O tema é escatológico, sei, e o leitor pode estar neste instante lendo o jornal enquanto faz uma refeição. Sinto muito. Ainda assim, seguirei, pois desejo falar de uma especificidade nojenta: o rastro de m* deixado por alguém que andava, como eu, distraído. É o deliberado efeito da ação de um incivilizado que não cumpre o mínimo dever de zelar pela limpeza urbana. Afinal, são raríssimos os cães baldios, enquanto são frequentes os que passeiam com uma guia a qual contempla a mão humana na outra extremidade. Se me revolta ver um cocô na calçada, revolta muito mais ver meio cocô, enquanto a outra metade se dilui adiante.
Há dois tipos de rastros de fezes: o harmônico e o desorganizado. O primeiro acontece quando o caminhante não vê onde pisou, deixando um intervalo constante de cocô, paulatinamente esmaecido. Breve, aquele calçado entrará num automóvel, escritório ou casa, premiando o tapete com a desgraça. O rastro desorganizado, por sua vez, quase sempre nasce de uma escorregadela: o volume era grande e pastoso. O que se vê dali para frente são tentativas de limpar a sola, desfigurando o andar parelho. Com frequência o rastro aponta para um canteiro gramado, onde se consegue remover a parcela que subiu pela lateral do sapato. Com cuidado – canteiros são os preferidos para alívio das caninas urgências biológicas.
Duvido que seja apenas eu a reparar neste detalhe. E me surpreendo com o fato de isso não sensibilizar àqueles cujos cães sujam as calçadas. Será que existem pessoas com tamanha anestesia na consciência para não ver o sofrimento escancarado de quem busca limpar o sapato no chão, ou velado dos que carregarão tudo para algum tapete?
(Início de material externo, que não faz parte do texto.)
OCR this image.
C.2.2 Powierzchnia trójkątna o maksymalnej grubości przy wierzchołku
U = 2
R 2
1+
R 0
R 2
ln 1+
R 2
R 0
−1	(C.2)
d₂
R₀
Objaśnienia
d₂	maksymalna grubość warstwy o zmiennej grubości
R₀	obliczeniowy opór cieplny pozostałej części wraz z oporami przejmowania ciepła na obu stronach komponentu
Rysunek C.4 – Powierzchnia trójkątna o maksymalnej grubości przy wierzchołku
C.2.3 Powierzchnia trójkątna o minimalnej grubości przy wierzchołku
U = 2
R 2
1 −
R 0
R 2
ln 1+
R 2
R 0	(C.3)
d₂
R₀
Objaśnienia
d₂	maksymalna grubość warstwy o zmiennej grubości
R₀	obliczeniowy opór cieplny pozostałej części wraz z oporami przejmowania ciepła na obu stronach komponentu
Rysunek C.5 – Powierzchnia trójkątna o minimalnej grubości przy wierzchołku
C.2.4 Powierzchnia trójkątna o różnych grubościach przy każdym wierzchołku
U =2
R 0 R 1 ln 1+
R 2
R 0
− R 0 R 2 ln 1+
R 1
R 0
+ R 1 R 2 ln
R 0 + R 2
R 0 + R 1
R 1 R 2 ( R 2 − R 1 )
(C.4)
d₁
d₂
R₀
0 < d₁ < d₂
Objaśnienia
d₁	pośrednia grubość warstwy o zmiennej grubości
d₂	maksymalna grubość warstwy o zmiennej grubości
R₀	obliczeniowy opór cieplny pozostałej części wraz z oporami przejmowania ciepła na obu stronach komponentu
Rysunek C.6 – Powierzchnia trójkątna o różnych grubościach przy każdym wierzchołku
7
Uma trilha destas é o mais perfeito alerta para que não se deixe o chão emporcalhado. É a evidência da má educação. Impor ao caminhante o dever de driblar cocôs é sonegar dele a apreciação da paisagem – fachadas imponentes, vitrines, personagens. E a cidade, tão bela, fica cabisbaixa, reduzida a rastros de odor e ódio.